Человека обвиняли в том, что он «в связи с женитьбой начинает подпадать под влияние обывательщины», а бедолага оправдывается: «Мещанства я в себе не вижу, ибо не стремился создать семейной обывательской обстановки, а поселился вместе в одной комнате с ребятами» [Халфин 2023: 377]. Даже стремление жить интеллектуальной жизнью за закрытой дверью не спасало от подозрений. Про некую даму говорили: «Замкнувшись в своей комнате за книгой, совершенно оторвалась и не интересовалась жизнью кружка» [там же: 324]. Несчастная категорически отрицала свою интеллигентность, точнее соглашалась считаться представителем интеллигенции трудовой, подчеркивая, что не чужда пролетариату [там же: 325].
В такой ситуации образование оказывалось опасно для молодого большевика. Марксистское воспитание и связанная с ним убежденность приветствовались, однако «ненужные знания» вызывали настороженность в коллективе. «Долголетнее изучение Талмуда оставило на нем большой налет индивидуализма», – говорили про некоего тов. Кагана [там же: 360]. Да что там Талмуд! Другого товарища коллектив осуждал просто за то, что он целых 10 лет учился при старом режиме. «Он не жил ни среди рабочих, ни среди вообще трудовых масс. Поэтому у него никакой пролетарской идеологии не выработалось, а поэтому он и сам не замечает своих ошибок и уклонов». Обвиняемый в ответ утверждал, что не является таким уж умным: «Я учился не 10 лет, а всего 4 года» [там же: 340, 344].

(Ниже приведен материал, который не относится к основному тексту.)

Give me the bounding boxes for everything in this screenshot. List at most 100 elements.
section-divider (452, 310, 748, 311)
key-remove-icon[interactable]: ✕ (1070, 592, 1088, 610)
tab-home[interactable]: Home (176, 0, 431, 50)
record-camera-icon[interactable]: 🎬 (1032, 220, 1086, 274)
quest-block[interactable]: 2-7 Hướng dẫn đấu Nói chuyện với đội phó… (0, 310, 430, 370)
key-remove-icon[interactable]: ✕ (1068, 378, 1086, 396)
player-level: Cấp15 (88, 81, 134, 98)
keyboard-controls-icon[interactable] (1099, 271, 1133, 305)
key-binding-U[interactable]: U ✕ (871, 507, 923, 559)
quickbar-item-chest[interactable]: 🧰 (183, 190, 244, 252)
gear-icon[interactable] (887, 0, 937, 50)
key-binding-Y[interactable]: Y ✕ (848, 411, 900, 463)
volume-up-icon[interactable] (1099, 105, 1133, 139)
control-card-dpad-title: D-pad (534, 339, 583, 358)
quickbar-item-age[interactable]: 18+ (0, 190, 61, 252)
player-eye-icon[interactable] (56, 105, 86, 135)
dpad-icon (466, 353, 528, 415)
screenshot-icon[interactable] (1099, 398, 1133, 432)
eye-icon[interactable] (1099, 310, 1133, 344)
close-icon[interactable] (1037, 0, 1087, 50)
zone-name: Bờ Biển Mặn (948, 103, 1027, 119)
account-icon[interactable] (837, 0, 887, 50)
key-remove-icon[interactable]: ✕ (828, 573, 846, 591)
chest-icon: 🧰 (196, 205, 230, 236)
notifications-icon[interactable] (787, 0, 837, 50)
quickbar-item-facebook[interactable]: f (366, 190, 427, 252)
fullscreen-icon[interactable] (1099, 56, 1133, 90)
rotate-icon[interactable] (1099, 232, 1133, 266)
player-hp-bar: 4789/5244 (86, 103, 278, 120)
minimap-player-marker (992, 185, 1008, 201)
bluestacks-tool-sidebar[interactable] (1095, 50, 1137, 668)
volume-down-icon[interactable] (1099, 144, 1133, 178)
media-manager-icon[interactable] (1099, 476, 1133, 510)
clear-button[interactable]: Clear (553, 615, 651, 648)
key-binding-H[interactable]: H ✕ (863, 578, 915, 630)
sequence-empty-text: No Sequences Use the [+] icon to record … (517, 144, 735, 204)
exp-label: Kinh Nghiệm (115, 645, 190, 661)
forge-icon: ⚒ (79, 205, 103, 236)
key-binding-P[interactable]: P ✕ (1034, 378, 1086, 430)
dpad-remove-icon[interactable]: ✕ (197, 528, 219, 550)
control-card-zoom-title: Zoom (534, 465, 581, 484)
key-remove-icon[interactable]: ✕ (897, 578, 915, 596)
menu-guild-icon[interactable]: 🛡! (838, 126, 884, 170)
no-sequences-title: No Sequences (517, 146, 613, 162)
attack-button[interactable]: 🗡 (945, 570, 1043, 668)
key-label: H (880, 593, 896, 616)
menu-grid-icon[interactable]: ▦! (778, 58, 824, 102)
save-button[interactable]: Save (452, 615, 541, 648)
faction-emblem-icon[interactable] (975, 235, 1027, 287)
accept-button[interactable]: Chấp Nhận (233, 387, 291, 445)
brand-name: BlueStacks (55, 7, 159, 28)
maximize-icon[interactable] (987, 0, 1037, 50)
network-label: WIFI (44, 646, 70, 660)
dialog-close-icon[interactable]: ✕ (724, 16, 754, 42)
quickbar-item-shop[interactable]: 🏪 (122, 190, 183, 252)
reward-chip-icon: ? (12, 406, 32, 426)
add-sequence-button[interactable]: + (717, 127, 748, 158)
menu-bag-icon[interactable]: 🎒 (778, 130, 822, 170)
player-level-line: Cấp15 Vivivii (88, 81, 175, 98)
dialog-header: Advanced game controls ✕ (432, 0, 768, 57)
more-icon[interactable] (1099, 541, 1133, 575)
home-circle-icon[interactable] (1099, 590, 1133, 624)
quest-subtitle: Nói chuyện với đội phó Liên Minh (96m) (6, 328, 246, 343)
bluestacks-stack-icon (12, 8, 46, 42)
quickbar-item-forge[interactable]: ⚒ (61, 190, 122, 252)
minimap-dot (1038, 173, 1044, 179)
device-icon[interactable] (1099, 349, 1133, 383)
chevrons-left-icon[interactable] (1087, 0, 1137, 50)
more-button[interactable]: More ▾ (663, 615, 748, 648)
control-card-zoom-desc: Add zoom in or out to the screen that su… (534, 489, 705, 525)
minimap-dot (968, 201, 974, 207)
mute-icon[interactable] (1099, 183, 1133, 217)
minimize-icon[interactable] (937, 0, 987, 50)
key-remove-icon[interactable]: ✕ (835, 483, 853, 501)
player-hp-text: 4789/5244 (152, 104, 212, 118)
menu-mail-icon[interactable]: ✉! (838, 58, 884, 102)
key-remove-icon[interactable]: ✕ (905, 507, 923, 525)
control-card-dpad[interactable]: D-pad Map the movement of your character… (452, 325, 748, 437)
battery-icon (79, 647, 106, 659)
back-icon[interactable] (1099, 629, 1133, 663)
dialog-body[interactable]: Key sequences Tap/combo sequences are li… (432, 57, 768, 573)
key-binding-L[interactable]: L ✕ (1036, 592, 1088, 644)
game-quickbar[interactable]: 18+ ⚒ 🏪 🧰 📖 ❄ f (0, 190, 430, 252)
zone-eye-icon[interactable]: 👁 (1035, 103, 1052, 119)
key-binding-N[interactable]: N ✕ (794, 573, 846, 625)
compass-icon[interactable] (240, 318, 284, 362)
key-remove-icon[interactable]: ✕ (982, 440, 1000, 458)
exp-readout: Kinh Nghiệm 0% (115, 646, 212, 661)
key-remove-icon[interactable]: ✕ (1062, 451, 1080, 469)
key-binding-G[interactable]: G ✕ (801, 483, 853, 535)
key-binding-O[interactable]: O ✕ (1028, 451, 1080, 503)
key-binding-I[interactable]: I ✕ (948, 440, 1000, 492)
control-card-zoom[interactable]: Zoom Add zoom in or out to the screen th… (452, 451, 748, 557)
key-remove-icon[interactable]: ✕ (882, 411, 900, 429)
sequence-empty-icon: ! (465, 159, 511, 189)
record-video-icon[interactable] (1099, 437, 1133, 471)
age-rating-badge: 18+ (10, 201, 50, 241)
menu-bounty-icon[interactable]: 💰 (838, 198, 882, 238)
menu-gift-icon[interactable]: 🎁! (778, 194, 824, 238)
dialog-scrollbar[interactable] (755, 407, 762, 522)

Излишне образованные коммунисты могли подвергнуться чистке. «Чистка должна носить характер проветривания засидевшихся за учебой товарищей» [там же: 311]. Общая логика формирования студенческой массы состояла в том, чтобы привлекать к учебе молодежь, происходившую из рабочих и крестьян, а не тех, кто учился при царизме в высшей и средней школе [там же]. И в этом была с точки зрения «пролетарской диктатуры» определенная логика. Ведь образованные стремились вести дискуссии, оспаривать общее мнение, демонстрировать свое знание фактов в ущерб знанию идеологических догм. «В вузах имеются люди с преувеличенным самомнением, совершенно не познающие задачи нашей партии… Им, видите ли, тесно, их душат» [там же: 307]. От коммунистов требовали, чтобы они сразу после завершения любой внутрипартийной полемики однозначно становились на сторону большинства вне зависимости от того, умное ли принято решение. «Наша партия – не клуб для дискуссий, а организация коллективного действия рабочего класса, – писала партийная пресса. – Кто после съезда ищет свободы за отвергнутые партией взгляды, тот либерал по своей натуре, не ленинец» [там же: 501].